Hi @rubende Thanks a lot for summarizing the changes required! I'll try to create a script to automate this to create Vitis projects.

Regarding the state of hls4ml and support for Intel, we are working on updating the code to the latest branch, but the initial implementation will mirror the functionality of Xilinx one (meaning all weights are stored on-chip). We are interested in using accelerator cards with off-chip memory to offload weights and we will support this type of computation in the future, so stay tuned.

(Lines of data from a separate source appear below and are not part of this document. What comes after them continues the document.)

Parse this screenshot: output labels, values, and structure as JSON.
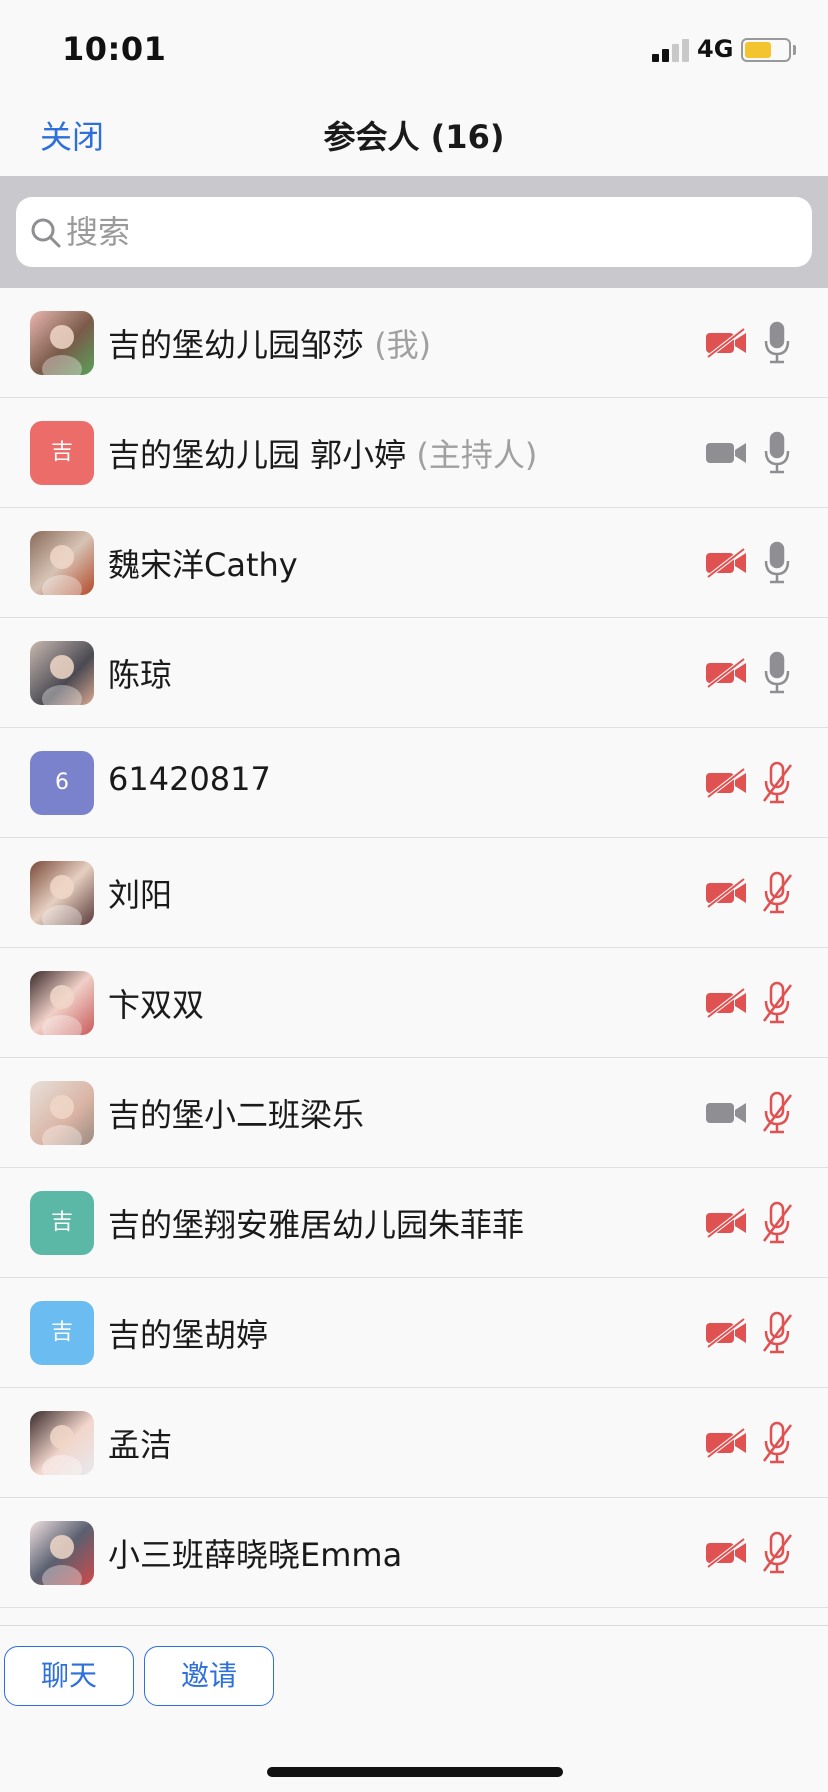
{
  "status_bar": {
    "time": "10:01",
    "network": "4G"
  },
  "nav": {
    "close_label": "关闭",
    "title": "参会人 (16)"
  },
  "search": {
    "placeholder": "搜索",
    "value": ""
  },
  "colors": {
    "accent": "#2d6fdb",
    "muted_red": "#e05252",
    "icon_gray": "#8e8e93"
  },
  "participants": [
    {
      "name": "吉的堡幼儿园邹莎",
      "tag": "(我)",
      "avatar": "photo",
      "video": "off",
      "mic": "on"
    },
    {
      "name": "吉的堡幼儿园 郭小婷",
      "tag": "(主持人)",
      "avatar": "letter",
      "avatar_letter": "吉",
      "avatar_color": "#ec6c6a",
      "video": "on",
      "mic": "on"
    },
    {
      "name": "魏宋洋Cathy",
      "tag": "",
      "avatar": "photo",
      "video": "off",
      "mic": "on"
    },
    {
      "name": "陈琼",
      "tag": "",
      "avatar": "photo",
      "video": "off",
      "mic": "on"
    },
    {
      "name": "61420817",
      "tag": "",
      "avatar": "letter",
      "avatar_letter": "6",
      "avatar_color": "#7b82cc",
      "video": "off",
      "mic": "off"
    },
    {
      "name": "刘阳",
      "tag": "",
      "avatar": "photo",
      "video": "off",
      "mic": "off"
    },
    {
      "name": "卞双双",
      "tag": "",
      "avatar": "photo",
      "video": "off",
      "mic": "off"
    },
    {
      "name": "吉的堡小二班梁乐",
      "tag": "",
      "avatar": "photo",
      "video": "on",
      "mic": "off"
    },
    {
      "name": "吉的堡翔安雅居幼儿园朱菲菲",
      "tag": "",
      "avatar": "letter",
      "avatar_letter": "吉",
      "avatar_color": "#5cb8a6",
      "video": "off",
      "mic": "off"
    },
    {
      "name": "吉的堡胡婷",
      "tag": "",
      "avatar": "letter",
      "avatar_letter": "吉",
      "avatar_color": "#6bbcf0",
      "video": "off",
      "mic": "off"
    },
    {
      "name": "孟洁",
      "tag": "",
      "avatar": "photo",
      "video": "off",
      "mic": "off"
    },
    {
      "name": "小三班薛晓晓Emma",
      "tag": "",
      "avatar": "photo",
      "video": "off",
      "mic": "off"
    }
  ],
  "bottom": {
    "chat_label": "聊天",
    "invite_label": "邀请"
  }
}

simplelins commented 3 years ago

Hi @rubende @vloncar I had done some work for generating the vitis projects at my branch,please check. it worked same as vivado_his, but only a few models can work, for example: KERAS_3layer.json
for using ,we only change the backend to vitis, or at front,give a parameter as follow: config = hls4ml.utils.fetch_example_model('KERAS_3layer.json',"vitis")

rubende commented 3 years ago

Hi @simplelins, thank you, I will check it.

Thanks @vloncar for the information. I am thinking about the unrolling error, and there are things that I do not understand.

I am aware of the problem about load the weights into the FPGA memory, but, honestly, I don't consider my network to be "big", or at least not big enough that it can't be loaded on a U200. I leave you a model summary. Reading through the Xilinx forums, I get the feeling that there is an artificial limit to unrolling, which has no relation to the physical capacity of the FPGA. Can you confirm if this is true?

Also, I have tried to use the "ReuseFactor" to solve this problem (at the cost of what I understand to be a performance loss), but even with very high values (for example, with 2000 of "ReuseFactor") this error keeps coming up. Is this normal? Do you know any way to calculate the supposed "ReuseFactor" that would be necessary for a specific network?

Thank you.

summary

vloncar commented 3 years ago

Hi @rubende since your weights are larger than partition limit for some weights (for example, 3x3x128x128), you need to use "resource" strategy. Furthermore, for CNNs, you need to use io_stream. The ReuseFactor controls how many times any DSP will be (re)used. While hls4ml doesn't select the optimal ReuseFactor for you right now (but it will do so in the future), it will make sure you use the nearest correct one whatever you specify. So you can try setting it to some large value (beyond the number of multiplications in a layer) and running synthesis. This will use the minimum number of DSPs and if it works, from there you can try reducing ReuseFactor for specific layers.

rubende commented 3 years ago

Thanks for your advice, I think I've got this on the right track now.